Lo guardai un momento alla luce della torcia portata da Silvia e lo riconobbi per ciò che era.
Il nodo di Salomone. Lo conoscevo bene. Creato in un tempo antico come la preistoria, fu poi adottato dai celti, dai romani, dai Templari e appare in molti luoghi sotto forma di mosaico, decorazione, monile.
In ogni cultura esiste un posto speciale per questo genere di nodi che racchiudono in sé il positivo e il negativo, il mondo che ci circonda e il mondo che non possiamo vedere, ma che esiste. Stabiliscono legami indissolubili tra uomo e cosmo nel senso più vasto del termine. Il nodo trattiene e libera e questo può essere negativo e positivo, a seconda di ciò che sta trattenendo o liberando.
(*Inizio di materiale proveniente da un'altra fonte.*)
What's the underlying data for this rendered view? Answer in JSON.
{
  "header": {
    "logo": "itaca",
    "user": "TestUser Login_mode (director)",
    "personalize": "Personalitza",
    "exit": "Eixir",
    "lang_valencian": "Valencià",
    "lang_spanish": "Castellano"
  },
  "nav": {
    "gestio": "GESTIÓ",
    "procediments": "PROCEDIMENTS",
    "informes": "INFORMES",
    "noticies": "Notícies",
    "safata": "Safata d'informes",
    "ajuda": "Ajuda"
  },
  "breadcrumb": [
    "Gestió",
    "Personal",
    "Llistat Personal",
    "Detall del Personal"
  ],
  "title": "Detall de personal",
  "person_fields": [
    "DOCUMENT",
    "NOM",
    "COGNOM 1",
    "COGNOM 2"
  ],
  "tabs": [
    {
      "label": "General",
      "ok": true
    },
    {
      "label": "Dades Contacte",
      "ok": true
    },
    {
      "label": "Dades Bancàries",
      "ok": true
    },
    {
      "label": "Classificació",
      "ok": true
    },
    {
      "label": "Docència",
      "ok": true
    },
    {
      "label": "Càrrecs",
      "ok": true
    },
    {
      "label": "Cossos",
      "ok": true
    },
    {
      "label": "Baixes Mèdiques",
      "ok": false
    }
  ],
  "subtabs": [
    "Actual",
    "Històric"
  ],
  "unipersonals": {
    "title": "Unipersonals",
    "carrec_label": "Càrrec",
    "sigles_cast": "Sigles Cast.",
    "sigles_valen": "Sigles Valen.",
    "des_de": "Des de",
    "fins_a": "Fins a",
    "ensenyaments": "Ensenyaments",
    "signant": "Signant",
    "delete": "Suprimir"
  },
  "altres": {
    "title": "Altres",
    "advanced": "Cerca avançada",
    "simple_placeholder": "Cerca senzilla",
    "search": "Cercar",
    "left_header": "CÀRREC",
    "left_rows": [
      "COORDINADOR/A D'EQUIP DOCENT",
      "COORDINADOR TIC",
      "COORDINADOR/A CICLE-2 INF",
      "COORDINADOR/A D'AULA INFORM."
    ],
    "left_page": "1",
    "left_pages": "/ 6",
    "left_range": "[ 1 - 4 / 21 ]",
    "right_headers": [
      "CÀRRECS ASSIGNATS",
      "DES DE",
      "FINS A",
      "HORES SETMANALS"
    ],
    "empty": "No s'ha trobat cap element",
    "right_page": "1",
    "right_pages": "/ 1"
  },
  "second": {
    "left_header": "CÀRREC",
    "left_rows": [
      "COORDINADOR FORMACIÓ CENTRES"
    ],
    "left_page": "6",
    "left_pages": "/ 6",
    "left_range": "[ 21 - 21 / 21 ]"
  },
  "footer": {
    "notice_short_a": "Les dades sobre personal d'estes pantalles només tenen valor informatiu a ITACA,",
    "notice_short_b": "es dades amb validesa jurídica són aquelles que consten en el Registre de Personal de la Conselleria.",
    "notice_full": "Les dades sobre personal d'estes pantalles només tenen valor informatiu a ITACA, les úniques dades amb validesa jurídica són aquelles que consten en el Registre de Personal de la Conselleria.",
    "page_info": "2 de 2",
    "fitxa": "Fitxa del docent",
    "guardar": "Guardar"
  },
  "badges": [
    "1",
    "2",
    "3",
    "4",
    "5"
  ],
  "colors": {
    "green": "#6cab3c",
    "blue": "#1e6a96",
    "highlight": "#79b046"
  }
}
La leggenda vuole che Salomone fosse un giovanotto poco propenso a essere gentile con il prossimo, ma un giorno si ritrovò da solo in un bosco e fu incuriosito da alcuni rumori. Volle verificare di persona e si avventurò tra gli alberi, ma un vortice terribilmente forte d’aria lo investì e lo scaraventò a terra. Voci insistenti gli s’insinuarono nella testa fino a quando non si risvegliò con i capelli strettamente legati in un grosso nodo. Le voci gli avevano intimato di essere più gentile e lui così fece, facendo sciogliere il nodo.
Nelle religioni orientali, i nodi devono essere sciolti perché l’anima possa essere libera da ciò che la trattiene al mondo terreno. Nella stessa cultura romana, il flamen dialis non doveva avere nodi addosso e lo stesso valeva per le donne durante i Baccanali.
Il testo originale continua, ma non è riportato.